CudaStreamSynchronize not working properly

Hi.
I want to generate histograms for a total of 77 pictures and working on a Jetson Xavier. Therefore I created for each picture a stream and allocated a histogram buffer in the unified memory. Afterwards I atttach the histogram buffer to the corresponding stream as can you see here:

for(int bufNo = 0; bufNo<MAXFRAME; bufNo++)
{
   gpuErrchk(cudaStreamCreate(&mCudaStreams[bufNo]));
   gpuErrchk(cudaMallocManaged((void**)&mHorHisBuf[bufNo], sizeof(unsigned int) * mXsize* mYsize));
   gpuErrchk(cudaStreamAttachMemAsync(mCudaStreams[bufNo], mHorHisBuf[bufNo], sizeof(unsigned int)* mXsize* mYsize, cudaMemAttachSingle));
}

The following snippet shows how the kernels for filling the histograms are launched. When the first histogram buffer is filled I want to continue on the CPU to find the maximum, this is why cudaStreamSynchronize is called.
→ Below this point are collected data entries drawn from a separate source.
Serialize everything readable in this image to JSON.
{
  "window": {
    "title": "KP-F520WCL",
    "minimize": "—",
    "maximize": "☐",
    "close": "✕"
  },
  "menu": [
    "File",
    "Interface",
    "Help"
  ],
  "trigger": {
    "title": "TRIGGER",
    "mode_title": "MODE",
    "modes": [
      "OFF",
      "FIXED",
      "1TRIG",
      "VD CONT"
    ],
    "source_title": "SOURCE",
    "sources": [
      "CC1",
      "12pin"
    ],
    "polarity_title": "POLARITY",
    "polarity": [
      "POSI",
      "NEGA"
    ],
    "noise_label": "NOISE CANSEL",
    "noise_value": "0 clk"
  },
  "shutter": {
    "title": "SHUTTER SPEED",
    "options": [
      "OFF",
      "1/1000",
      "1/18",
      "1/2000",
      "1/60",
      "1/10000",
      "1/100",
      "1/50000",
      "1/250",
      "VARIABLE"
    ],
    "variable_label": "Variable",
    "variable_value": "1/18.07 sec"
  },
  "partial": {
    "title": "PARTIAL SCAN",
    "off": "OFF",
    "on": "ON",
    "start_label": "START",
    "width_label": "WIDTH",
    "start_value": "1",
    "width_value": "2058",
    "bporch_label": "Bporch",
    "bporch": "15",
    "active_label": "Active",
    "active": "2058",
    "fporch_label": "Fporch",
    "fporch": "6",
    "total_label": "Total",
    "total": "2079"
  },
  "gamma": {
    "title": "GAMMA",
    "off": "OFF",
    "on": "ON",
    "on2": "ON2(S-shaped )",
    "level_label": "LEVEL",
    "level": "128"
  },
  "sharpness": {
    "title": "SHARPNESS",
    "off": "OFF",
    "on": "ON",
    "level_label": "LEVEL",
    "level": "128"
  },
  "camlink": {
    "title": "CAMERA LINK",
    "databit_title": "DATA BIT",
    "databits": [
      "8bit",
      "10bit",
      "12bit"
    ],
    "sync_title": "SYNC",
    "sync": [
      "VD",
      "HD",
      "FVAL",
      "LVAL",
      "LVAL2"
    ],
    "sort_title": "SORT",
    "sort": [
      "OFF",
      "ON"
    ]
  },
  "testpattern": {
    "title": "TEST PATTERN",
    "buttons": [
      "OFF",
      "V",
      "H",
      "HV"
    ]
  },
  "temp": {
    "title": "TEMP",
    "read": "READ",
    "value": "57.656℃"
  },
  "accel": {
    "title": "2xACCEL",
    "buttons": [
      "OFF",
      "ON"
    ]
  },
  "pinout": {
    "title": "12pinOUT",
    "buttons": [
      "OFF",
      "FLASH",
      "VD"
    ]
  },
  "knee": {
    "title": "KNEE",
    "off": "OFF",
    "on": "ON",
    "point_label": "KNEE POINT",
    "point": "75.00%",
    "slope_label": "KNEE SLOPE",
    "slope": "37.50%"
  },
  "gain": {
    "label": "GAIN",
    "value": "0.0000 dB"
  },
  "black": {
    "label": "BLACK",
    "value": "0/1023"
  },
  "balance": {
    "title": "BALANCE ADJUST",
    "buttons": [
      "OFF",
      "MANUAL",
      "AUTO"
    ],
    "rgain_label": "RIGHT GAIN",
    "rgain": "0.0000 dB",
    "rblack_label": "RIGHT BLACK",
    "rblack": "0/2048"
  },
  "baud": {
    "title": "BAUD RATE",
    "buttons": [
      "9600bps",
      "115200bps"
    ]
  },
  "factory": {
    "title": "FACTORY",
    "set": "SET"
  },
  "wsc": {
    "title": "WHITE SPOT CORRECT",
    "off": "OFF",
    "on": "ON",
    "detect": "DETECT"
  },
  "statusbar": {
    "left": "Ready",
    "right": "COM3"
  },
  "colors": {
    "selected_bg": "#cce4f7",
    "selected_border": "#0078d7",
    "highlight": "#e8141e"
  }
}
for(int ImgNum=0; ImgNum<MAXFRAME; ImgNum++)
{		
	// Clear Buffer
	cudaMemsetAsync(mHorHisBuf[ImgNum], 0, sizeof(unsigned int)*mHorHisBufSx*mHorHisBufSy, mCudaStreams[ImgNum]);		
	
    // Launch kernel
	kernel_fillHorizontHistogram<<<grid, block, 0, mCudaStreams[ImgNum]>>>(mHorHisBuf[ImgNum], ...);		
}


for(int idx=0; idx<mNumImg; idx++)
{  	
    gpuErrchk(cudaStreamSynchronize(mCudaStreams[idx]));
    findMax(mHorHisBuf[idx]);
    ....
		
}	

Profiling the program with nvvp does not show the expected result as can be seen in the figure. cudaStreamSynchronize waits much longer than the execution time of the first stream.

Changing cudaMemAttachSingle to cudaMemAttachHost in cudaStreamAttachMemAsync gave me the expected result. Also the result is the same as with the first version. Nevertheless cuda-memcheck reports a lot of errors because of invalid write inside the kernel.

I have the following questions:

  • Does someone understand the behaviour of cudaStreamSynchronize in the first version?
  • Why is the result in the second version the same as in the first, although cuda-memcheck is reporting invalid write?
  • How to get the timing of the first version without errors from cuda-memcheck?

Thank you for your help.

there is not much I can do without a complete code. However the problems with attach host don’t surprise me. The docs say:

Memory cannot be accessed by any stream on any device

I also don’t have a Jetson Xavier to work on. You might get better responses on the Jetson Xavier forum.